Des chercheurs du Technion participent à un projet de recherche sur la recherche d´un lien génétique expliquant le mal de dos
Des chercheurs du Technion participent à un projet de recherche étendue, financé par la Commission Européenne, se focalisant sur la recherche d´un lien génétique susceptible d´expliquer le mal de dos, dans le cadre d´une tentative d´améliorer le diagnostic et le traitement de ce problème.
La commission européenne finance un projet pour l’amélioration de la qualité de vie des patients qui souffrent de mal au dos, avec la participation de chercheurs du Technion à hauteur de 3 millions d’euros, qui a pour but de rechercher les prédispositions génétiques du mal au dos, dans l’idée d’améliorer le diagnostique et les traitements existants.
Le mal de dos est devenu un problème majeur de santé publique dans le monde occidental industrialisé, souvent lié à des carences de diagnostique et de traitement. Dans 85% des cas répertoriés de problèmes rachidiens, aucun diagnostic formel n´a été donné ; en outre, à l´heure actuelle, les spécialistes ne sont pas d´accord quant au traitement à préconiser. Le mal de dos a des conséquences graves en matière de qualité de vie des patients et de leurs familles ; il représente aussi un fardeau économique pour la société, surtout de par les 10% de patients qui deviennent handicapés chroniques.

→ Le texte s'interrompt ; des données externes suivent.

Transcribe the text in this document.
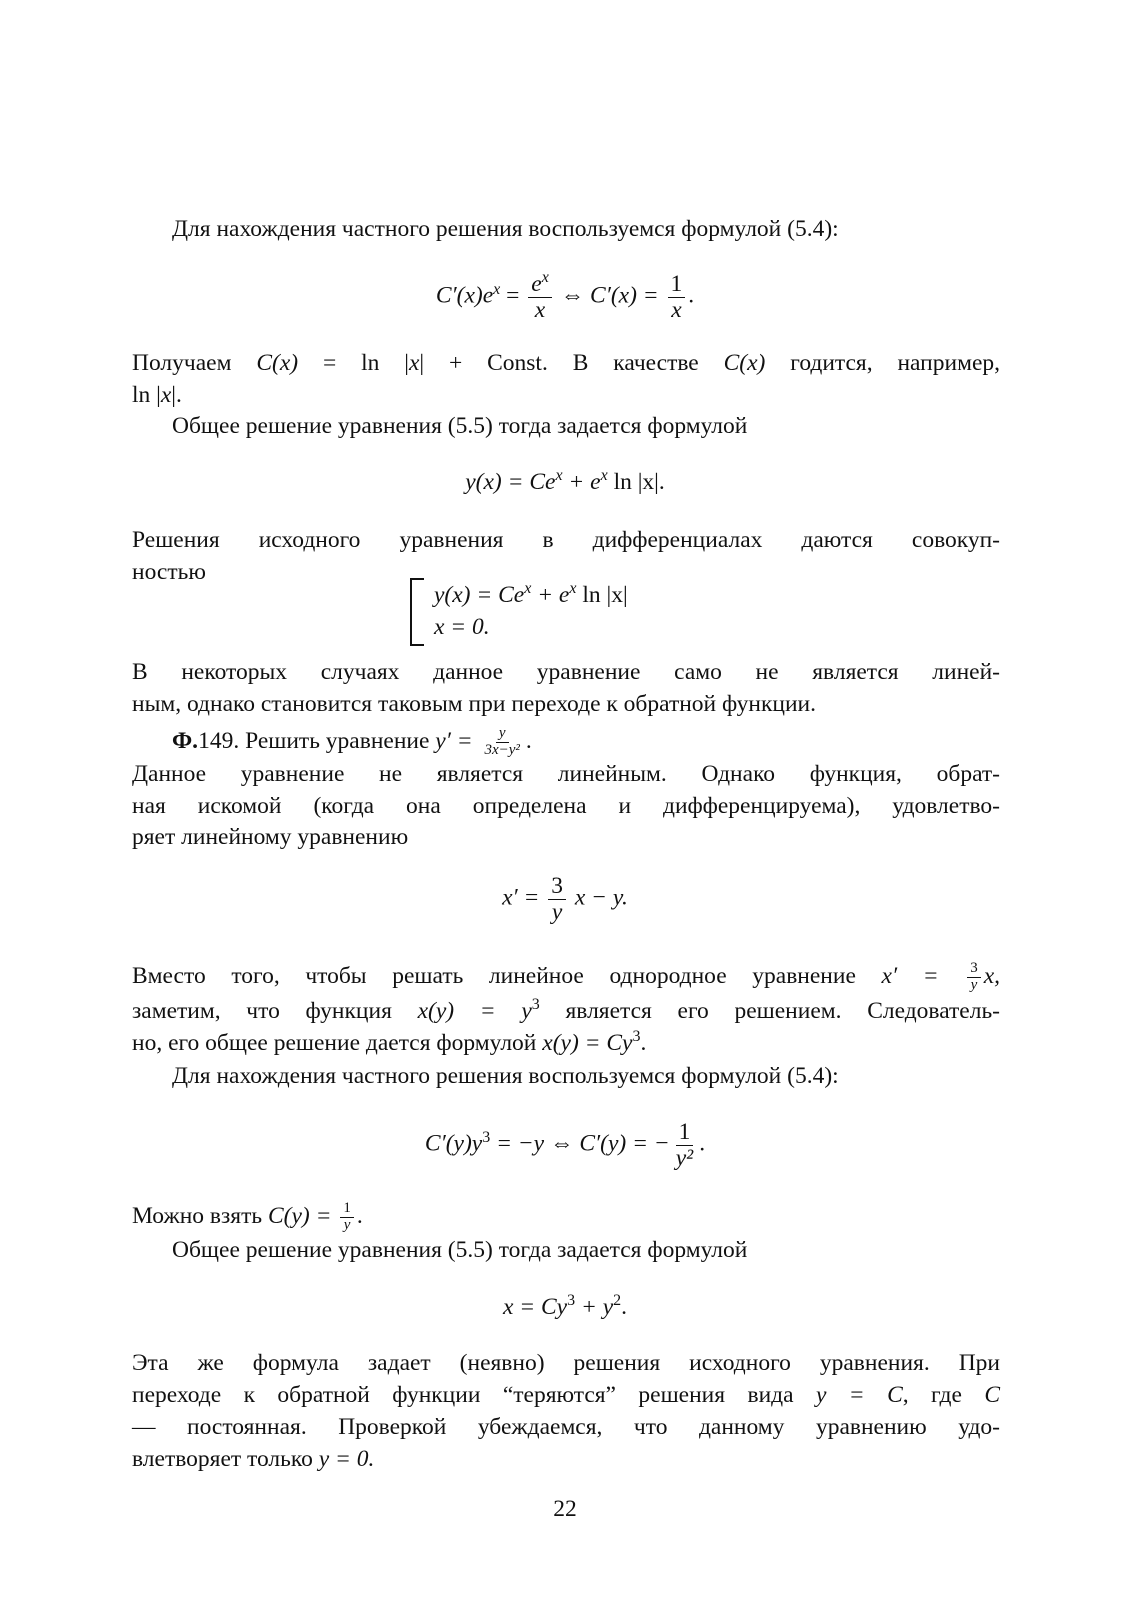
Для нахождения частного решения воспользуемся формулой (5.4):
$C'(x)e^x = \frac{e^x}{x}$ ⇔ $C'(x) = \frac{1}{x}$ .
Получаем C(x) = ln |x| + Const. В качестве C(x) годится, например,
ln |x|.
Общее решение уравнения (5.5) тогда задается формулой
$y(x) = Ce^x + e^x$ ln |x|.
Решения исходного уравнения в дифференциалах даются совокуп-
ностью
$y(x) = Ce^x + e^x$ ln |x|
x = 0.
В некоторых случаях данное уравнение само не является линей-
ным, однако становится таковым при переходе к обратной функции.
Ф.149. Решить уравнение $y' = \frac{y}{\text{3x−y²}}$ .
Данное уравнение не является линейным. Однако функция, обрат-
ная искомой (когда она определена и дифференцируема), удовлетво-
ряет линейному уравнению
$x' = \frac{3}{y}$ x − y.
Вместо того, чтобы решать линейное однородное уравнение $x' = \frac{3}{y} x$,
заметим, что функция $x(y) = y^3$ является его решением. Следователь-
но, его общее решение дается формулой $x(y) = Cy^3$.
Для нахождения частного решения воспользуемся формулой (5.4):
$C'(y)y^3 = -y$ ⇔ C′(y) = − $\frac{1}{\text{y²}}$ .
Можно взять $C(y) = \frac{1}{y}$ .
Общее решение уравнения (5.5) тогда задается формулой
$x = Cy^3 + y^2$.
Эта же формула задает (неявно) решения исходного уравнения. При
переходе к обратной функции “теряются” решения вида y = C, где C
— постоянная. Проверкой убеждаемся, что данному уравнению удо-
влетворяет только y = 0.
22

Sans critères diagnostiques évidents, il n´est pas possible d´identifier le bon traitement ou les mesures préventives à prendre ; voilà pourquoi la CE a récemment entrepris un projet de recherche sur 5 ans, intitulé Genodisc, qui a pour objectif de recruter des milliers de patients qui seront inclus dans cette étude.
Le Professeur Alice Maroudas et le Dr Sarit Sivan, en coopération avec leur assistante de recherche Yulia Markher, de la faculté d´ingénierie biomédicale au Technion, étudient des tissus envoyés au Technion par des chercheurs et des centres médicaux en Europe.
« Nous étudions les processus biophysiques dans les tissus des disques (en fonction de l´âge et du degré de la dégénérescence tissulaire) là où des changements peuvent causer des dysfonctionnements », explique le Dr Sivan. Nous étudions les processus de renouvellement moléculaire à l´aide de méthodes élaborées et perfectionnées aux laboratoires de la faculté au Technion. Ces données sont importantes pour comprendre la capacité des tissus à se renouveler en cas de traumatisme ou de pathologies ».
Cette étude internationale rassemble des chirurgiens spécialisés ainsi que d´autres cliniciens et chercheurs spécialisés en génétique, biophysique physiologique et cellulaire, médecine régénérative, ingénierie et analyse par modélisation numérique et informatique. Cette étude sera menée par un groupe de chercheurs à l´université d´Oxford et effectuée dans 9 pays : Grande Bretagne, Israël, Allemagne, Finlande, Grèce, Pays Bas, Hongrie, Italie et Slovénie. C´est la continuation d´une étude précédente, financée également par la CE, intitulée « Eurodisc ».
Le même groupe de chercheurs du Technion y a participé en étudiant l´interaction entre la sénescence, la génétique et les facteurs de style de vie dans le processus de dégénérescence des disques.
Un des aspects novateurs de Genodisc repose sur le fait qu´il vise, pour la première fois, à recruter des milliers de patients. Un tel grand nombre de patients est nécessaire afin de pouvoir mettre en évidence des liens génétiques susceptibles d´expliquer un dysfonctionnement aussi complexe que le mal de dos. Genodisc a aussi pour objectif de mettre au point de meilleures techniques diagnostiques, afin d´améliorer le traitement offert aux patients, son efficacité et sa rapidité.
Afin d´améliorer le diagnostic, il faut effectuer un génotypage des patients dont le phénotype a déjà été identifié. Cela implique l´étude des processus de dégénérescence discale et de la façon dont les processus géniques et moléculaires entraînent des pathologies liées à cette dégénérescence.
Les chercheurs espèrent identifier des biomarqueurs pouvant accroître la spécificité du diagnostic, et ainsi définir des cibles pour élaborer des thérapies médicamenteuses – tout cela afin d´empêcher le mal de dos aigu de devenir handicap chronique.